Arap Sen Torpidoyu Bilir misin?

Oğuz Akıncı

Turuncu şehrin kirli kaldırımlarındaki ayak izleri o şehrin kaderine ustura keskinliğinde çizikler atar. Çok da ince değil, değil mi? Burası hiç olmadığı kadar sade, çok afedersin su gibi. Her şey meydandadır ama görmek o kadar zordur ki… Emredildiği gibi okumak gerekir evvela. Çünkü mektuplar zarflara konulmuyor artık, her yerde bir mesaj var. Yazan eller çok yabancı, kastı var sana, bana. Azeri bir arkadaşımın da dediği gibi: “men paranoyaq değilem, reeldir bunnar”. Elleri ceplerinde delikanlılar, çelebinin torunları iyi giyimli filintalar...

Devrimle aramızdaki mesafeyi kanıtlamak için saçlarını yaptırıyorlar. Para harcıyorlar mesafeyi ölçmek için. Metrekare başına beş almaz düşüyor. Peki zihninde inşa ettiklerinden daha başka ne konfor sağlayabilirler insana? Devrim çok uzakta. Bir arap emirinin sahile çektirdiği otel büyüklüğündeki gemi kadar da yakın. (Muaviye'den beri Akdeniz gördükleri için şanslı saymalılar kendilerini, şimdilik.) Gemi, Çin sarayı gibi. Anlayana. Geceleri ışık saçıyor şehrin kıyı sularına, yakamozlar kıskanıyor bunu ve yakamozlar da devrim hazırlığında gibimize geliyor. Üç kişi seyrediyoruz renk cümbüşünü, bir gladyatör ustası çıkıp gökkuşağını kırbaç gibi çekip almalı buradan, siyah olmalı her yer, her karanlığı aydınlatmalı bu siyahlık.

Evrenin en siyahından da siyah bir siyah bu… Zaten gökkuşağının arka tarafını görseydiniz orasının siyah olduğunu anlardınız. Altında pedalına basıldığında gıcırtı çıkaran bir bisikleti olan işçi kadar siyah. Allah’ı seven bir kumarbaz kadar, Müslüm Gürses kadar siyah bir renk. Katilin olay yerine döndüğünde hissettiği siyahlık gibi değil ama, dedektifin içindeki umut kadar siyah. Hepsini kapsayan, peygamberin omzuna attığı ince hırkanın siyahından bir bukle bu.

Köyümüzün dağlarından akan sulara karşı koyup daha da yukarı çıkan alabalıklar, bu geminin üstünde yüzdüğü suyu içerek geçecek karşı kıtaya. Torpido gibi usulca yaklaşacaklar o gemiye, Nusret’in döşettiği mayınlar gibi şölen saçacaklar kıyı sakinlerine. Bu balıklar asker gibidir. Avlayamazsınız.
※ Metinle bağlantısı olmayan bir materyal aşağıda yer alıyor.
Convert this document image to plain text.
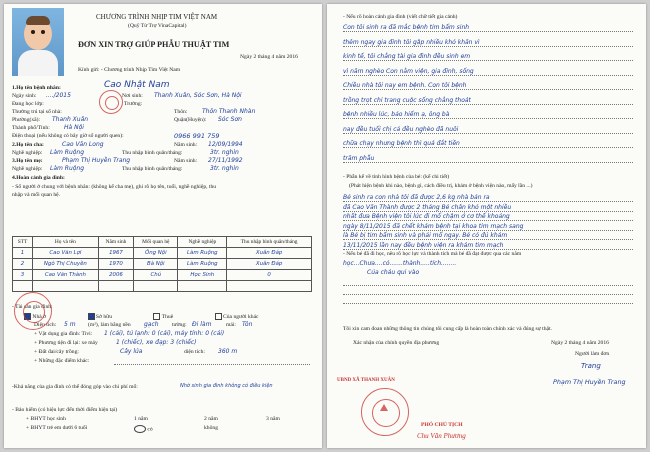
CHƯƠNG TRÌNH NHỊP TIM VIỆT NAM
(Quỹ Từ Trợ VinaCapital)
ĐƠN XIN TRỢ GIÚP PHẪU THUẬT TIM
Ngày 2 tháng 4 năm 2016
Kính gửi: - Chương trình Nhịp Tim Việt Nam
1.Họ tên bệnh nhân:	Cao Nhật Nam
Ngày sinh: ..../2015	Nơi sinh: Thanh Xuân, Sóc Sơn, Hà Nội
Đang học lớp:	Trường:
Thường trú tại số nhà:	Thôn: Thôn Thanh Nhàn
Phường(xã): Thanh Xuân	Quận(Huyện): Sóc Sơn
Thành phố/Tỉnh: Hà Nội
Điện thoại (nếu không có bây giờ số người quen):	0966 991 759
2.Họ tên cha:	Cao Văn Long	Năm sinh: 12/09/1994
Nghề nghiệp: Làm Ruộng	Thu nhập bình quân/tháng:	3tr. nghìn
3.Họ tên mẹ:	Phạm Thị Huyền Trang	Năm sinh: 27/11/1992
Nghề nghiệp: Làm Ruộng	Thu nhập bình quân/tháng:	3tr. nghìn
4.Hoàn cảnh gia đình:
- Số người ở chung với bệnh nhân: (không kể cha mẹ), ghi rõ họ tên, tuổi, nghề nghiệp, thu
nhập và mối quan hệ.
STT	Họ và tên	Năm sinh	Mối quan hệ	Nghề nghiệp	Thu nhập bình quân/tháng
1	Cao Văn Lợi	1967	Ông Nội	Làm Ruộng	Xuân Đáp
2	Ngô Thị Chuyền	1970	Bà Nội	Làm Ruộng	Xuân Đáp
3	Cao Văn Thành	2006	Chú	Học Sinh	0

- Tài sản gia đình:
Nhà ở	Sở hữu	Thuê	Của người khác
Diện tích: 5 m (m²), làm bằng nền gạch tường: Đi làm	mái: Tôn
+ Vật dụng gia đình: Tivi: 1 (cái), tủ lạnh: 0 (cái), máy tính: 0 (cái)
+ Phương tiện đi lại: xe máy	1 (chiếc), xe đạp: 3 (chiếc)
+ Đất đai/cây trồng:	Cây lúa	diện tích: 360 m
+ Những đặc điểm khác:
-Khả năng của gia đình có thể đóng góp vào chi phí mổ:	Nhờ sinh gia đình không có điều kiện
- Bảo hiểm (có hiệu lực đến thời điểm hiện tại)
+ BHYT học sinh	1 năm	2 năm	3 năm
+ BHYT trẻ em dưới 6 tuổi	có	không
- Nếu rõ hoàn cảnh gia đình (viết chữ tiết gia cảnh)
Con tôi sinh ra đã mắc bệnh tim bẩm sinh
thêm ngay gia đình tôi gặp nhiều khó khăn vì
kinh tế, tôi chẳng tài gia đình đều sinh em
vì năm nghèo Con nằm viện, gia đình, sống
Chiều nhà tôi nay em bệnh. Con tôi bệnh
trồng trọt chỉ trang cuộc sống chẳng thoát
bệnh nhiều lúc, bảo hiểm ạ, ông bà
nay đều tuổi chị cả đều nghèo đã nuôi
chữa chạy nhưng bệnh thì quá đắt tiền
trăm phẫu
- Phẫn kể về tình hình bệnh của bé: (kể chi tiết)
(Phát hiện bệnh khi nào, bệnh gì, cách điều trị, khám ở bệnh viện nào, mấy lần ...)
Bé sinh ra con nhà tôi đã được 2,6 kg nhà bản ra
đã Cao Văn Thành được 2 tháng Bé chân khó một nhiều
nhất đưa Bệnh viện tôi lúc đi mổ chậm ở cơ thể khoảng
ngày 8/11/2015 đã chết khám bệnh tại khoa tim mạch sang
là Bé bị tim bẩm sinh và phải mổ ngay. Bé có đủ khám
13/11/2015 lần nay đều bệnh viện ra khám tim mạch
- Nếu bé đã đi học, nêu rõ học lực và thành tích mà bé đã đạt được qua các năm
học...Chưa....có.......thành.....tích........
Của cháu qui vào
Tôi xin cam đoan những thông tin chúng tôi cung cấp là hoàn toàn chính xác và đúng sự thật.
Xác nhận của chính quyền địa phương	Ngày 2 tháng 4 năm 2016
Người làm đơn
Trang
Phạm Thị Huyền Trang
UBND XÃ THANH XUÂN
PHÓ CHỦ TỊCH
Chu Văn Phương
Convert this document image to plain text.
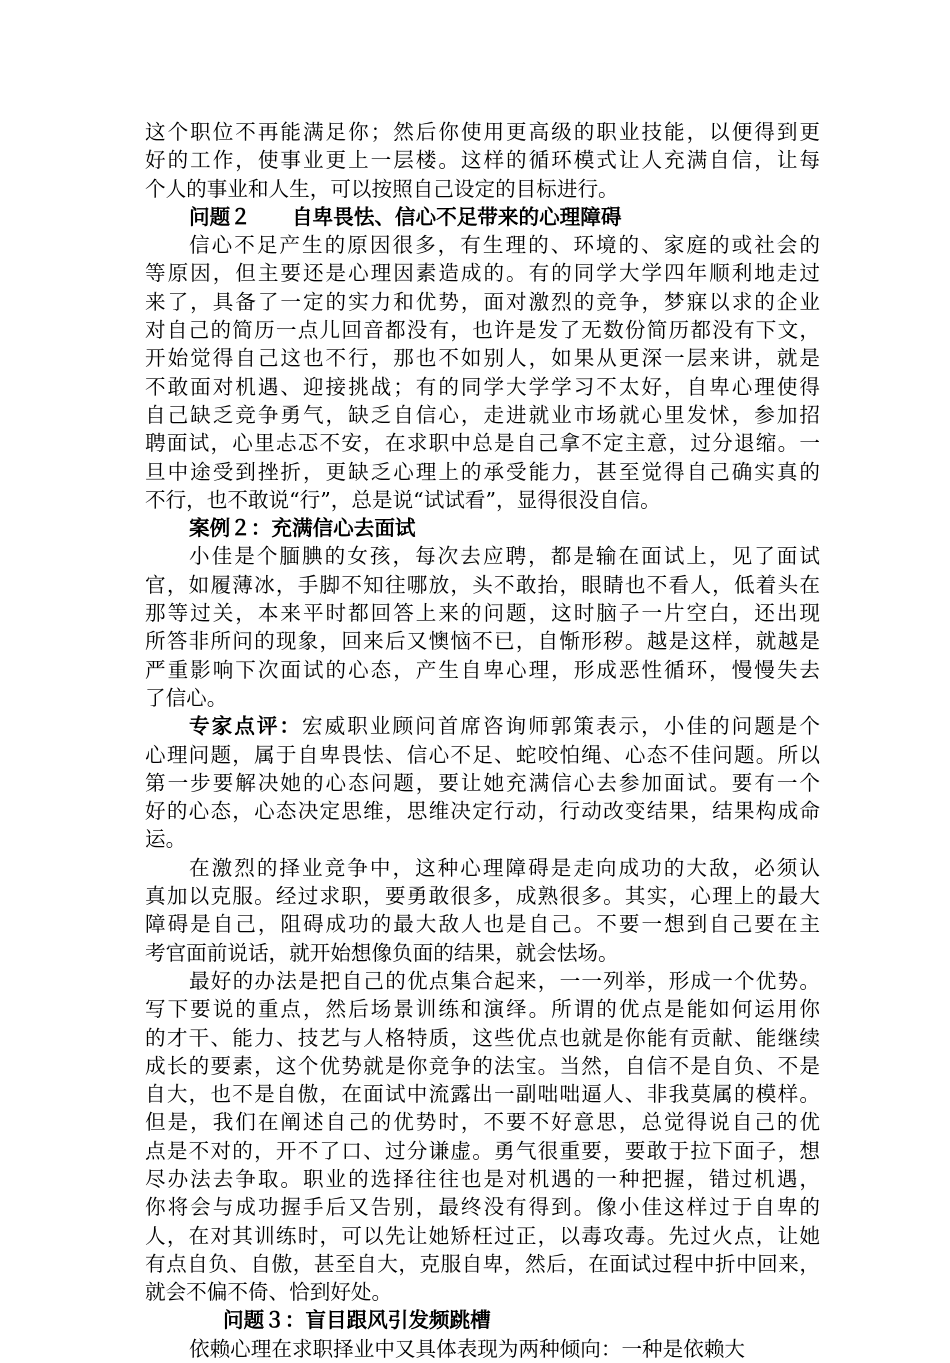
这个职位不再能满足你；然后你使用更高级的职业技能，以便得到更
好的工作，使事业更上一层楼。这样的循环模式让人充满自信，让每
个人的事业和人生，可以按照自己设定的目标进行。
问题２　　自卑畏怯、信心不足带来的心理障碍
信心不足产生的原因很多，有生理的、环境的、家庭的或社会的
等原因，但主要还是心理因素造成的。有的同学大学四年顺利地走过
来了，具备了一定的实力和优势，面对激烈的竞争，梦寐以求的企业
对自己的简历一点儿回音都没有，也许是发了无数份简历都没有下文，
开始觉得自己这也不行，那也不如别人，如果从更深一层来讲，就是
不敢面对机遇、迎接挑战；有的同学大学学习不太好，自卑心理使得
自己缺乏竞争勇气，缺乏自信心，走进就业市场就心里发怵，参加招
聘面试，心里忐忑不安，在求职中总是自己拿不定主意，过分退缩。一
旦中途受到挫折，更缺乏心理上的承受能力，甚至觉得自己确实真的
不行，也不敢说“行”，总是说“试试看”，显得很没自信。
案例２：充满信心去面试
小佳是个腼腆的女孩，每次去应聘，都是输在面试上，见了面试
官，如履薄冰，手脚不知往哪放，头不敢抬，眼睛也不看人，低着头在
那等过关，本来平时都回答上来的问题，这时脑子一片空白，还出现
所答非所问的现象，回来后又懊恼不已，自惭形秽。越是这样，就越是
严重影响下次面试的心态，产生自卑心理，形成恶性循环，慢慢失去
了信心。
专家点评：宏威职业顾问首席咨询师郭策表示，小佳的问题是个
心理问题，属于自卑畏怯、信心不足、蛇咬怕绳、心态不佳问题。所以
第一步要解决她的心态问题，要让她充满信心去参加面试。要有一个
好的心态，心态决定思维，思维决定行动，行动改变结果，结果构成命
运。
在激烈的择业竞争中，这种心理障碍是走向成功的大敌，必须认
真加以克服。经过求职，要勇敢很多，成熟很多。其实，心理上的最大
障碍是自己，阻碍成功的最大敌人也是自己。不要一想到自己要在主
考官面前说话，就开始想像负面的结果，就会怯场。
最好的办法是把自己的优点集合起来，一一列举，形成一个优势。
写下要说的重点，然后场景训练和演绎。所谓的优点是能如何运用你
的才干、能力、技艺与人格特质，这些优点也就是你能有贡献、能继续
成长的要素，这个优势就是你竞争的法宝。当然，自信不是自负、不是
自大，也不是自傲，在面试中流露出一副咄咄逼人、非我莫属的模样。
但是，我们在阐述自己的优势时，不要不好意思，总觉得说自己的优
点是不对的，开不了口、过分谦虚。勇气很重要，要敢于拉下面子，想
尽办法去争取。职业的选择往往也是对机遇的一种把握，错过机遇，
你将会与成功握手后又告别，最终没有得到。像小佳这样过于自卑的
人，在对其训练时，可以先让她矫枉过正，以毒攻毒。先过火点，让她
有点自负、自傲，甚至自大，克服自卑，然后，在面试过程中折中回来，
就会不偏不倚、恰到好处。
问题３：盲目跟风引发频跳槽
依赖心理在求职择业中又具体表现为两种倾向：一种是依赖大
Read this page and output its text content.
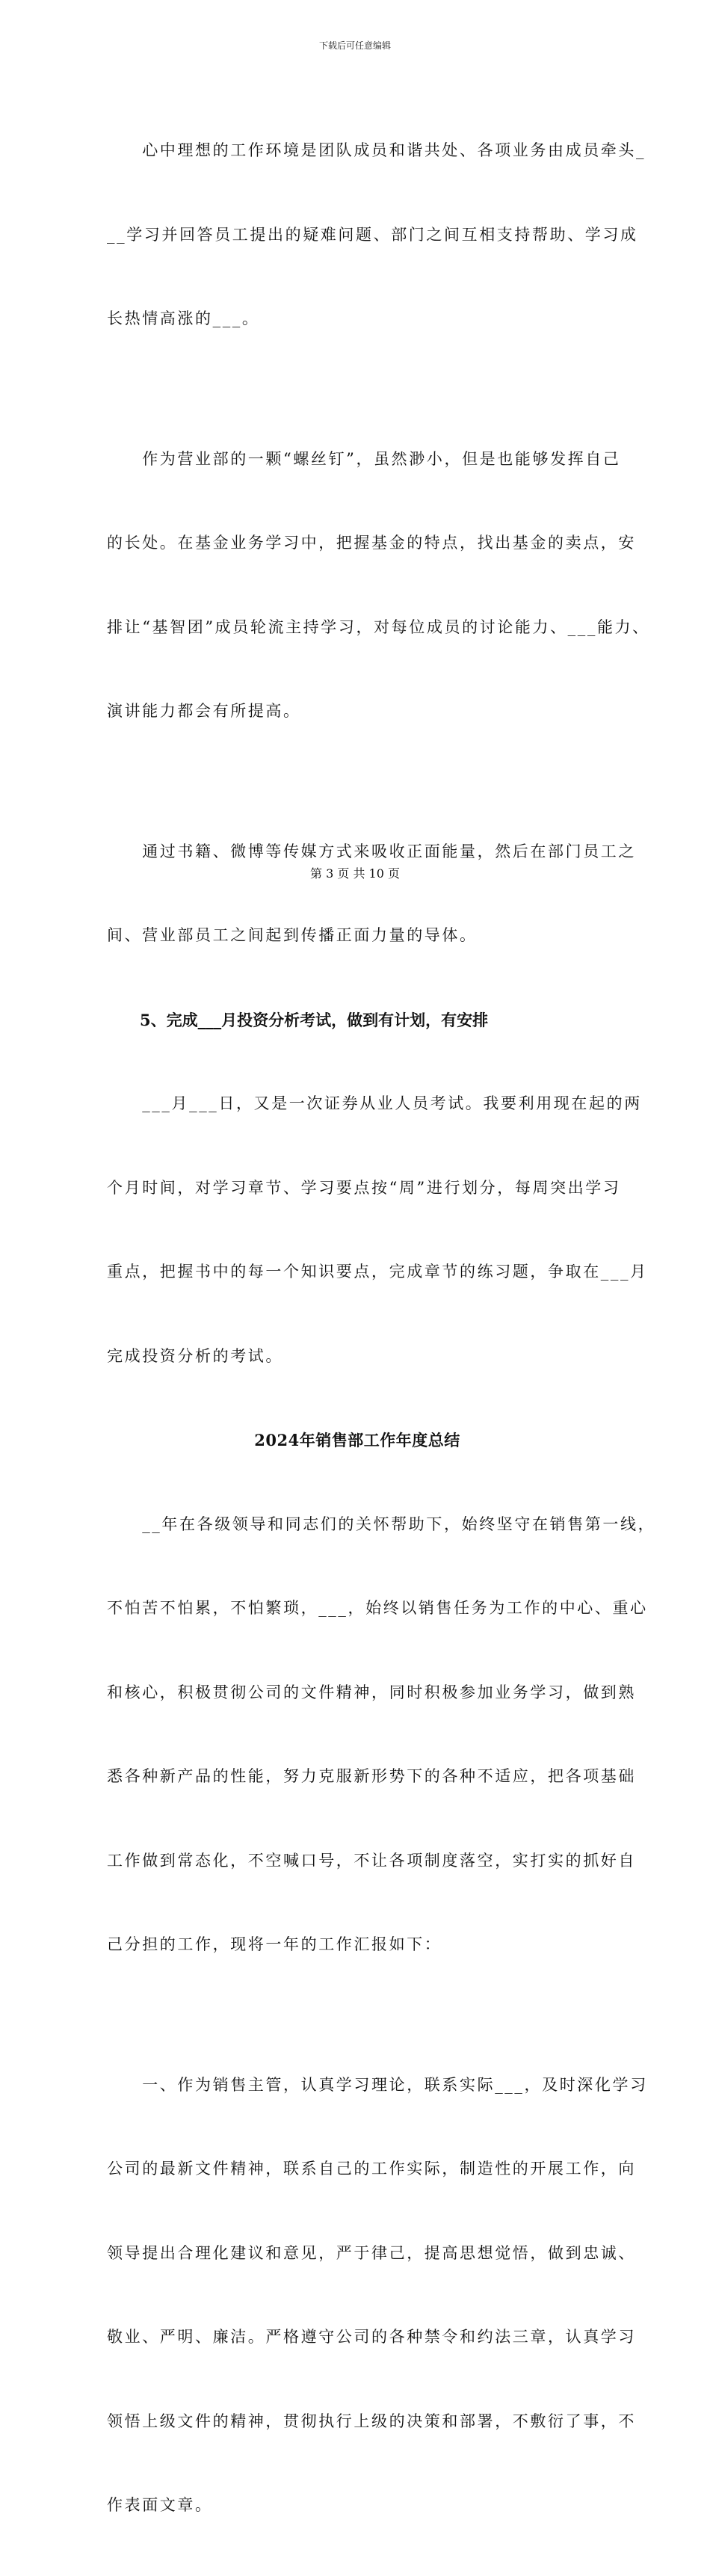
下载后可任意编辑

　　心中理想的工作环境是团队成员和谐共处、各项业务由成员牵头_

__学习并回答员工提出的疑难问题、部门之间互相支持帮助、学习成

长热情高涨的___。

　　作为营业部的一颗“螺丝钉”，虽然渺小，但是也能够发挥自己

的长处。在基金业务学习中，把握基金的特点，找出基金的卖点，安

排让“基智团”成员轮流主持学习，对每位成员的讨论能力、___能力、

演讲能力都会有所提高。

　　通过书籍、微博等传媒方式来吸收正面能量，然后在部门员工之

间、营业部员工之间起到传播正面力量的导体。

5、完成___月投资分析考试，做到有计划，有安排

　　___月___日，又是一次证券从业人员考试。我要利用现在起的两

个月时间，对学习章节、学习要点按“周”进行划分，每周突出学习

重点，把握书中的每一个知识要点，完成章节的练习题，争取在___月

完成投资分析的考试。

2024年销售部工作年度总结

　　__年在各级领导和同志们的关怀帮助下，始终坚守在销售第一线，

不怕苦不怕累，不怕繁琐，___，始终以销售任务为工作的中心、重心

和核心，积极贯彻公司的文件精神，同时积极参加业务学习，做到熟

悉各种新产品的性能，努力克服新形势下的各种不适应，把各项基础

工作做到常态化，不空喊口号，不让各项制度落空，实打实的抓好自

己分担的工作，现将一年的工作汇报如下：

　　一、作为销售主管，认真学习理论，联系实际___，及时深化学习

公司的最新文件精神，联系自己的工作实际，制造性的开展工作，向

领导提出合理化建议和意见，严于律己，提高思想觉悟，做到忠诚、

敬业、严明、廉洁。严格遵守公司的各种禁令和约法三章，认真学习

领悟上级文件的精神，贯彻执行上级的决策和部署，不敷衍了事，不

作表面文章。

第 3 页 共 10 页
Suyun içinde görünmezler. Renkleri su rengine yakın bir yeşildir. Sizi gördükleri anda kaybolurlar, siz onları “göreyazdığınız” anda. Son teknoloji oltalarla bile zor avlarsınız onları, eski yöntemleri kullanmanız gerekir. Bir rivayete göre o balıklar suyun dışına çıkıp öyle avlanırlarmış.

Dağlarımızdaki geyikleri yer, suya geri dönerlermiş. Bu arkadaşlar o Arabın gemisini yiyemezler mi? Bence gemi, dişlerinin kovuğuna bile yetmez. En iyisini Allah bilir tabii.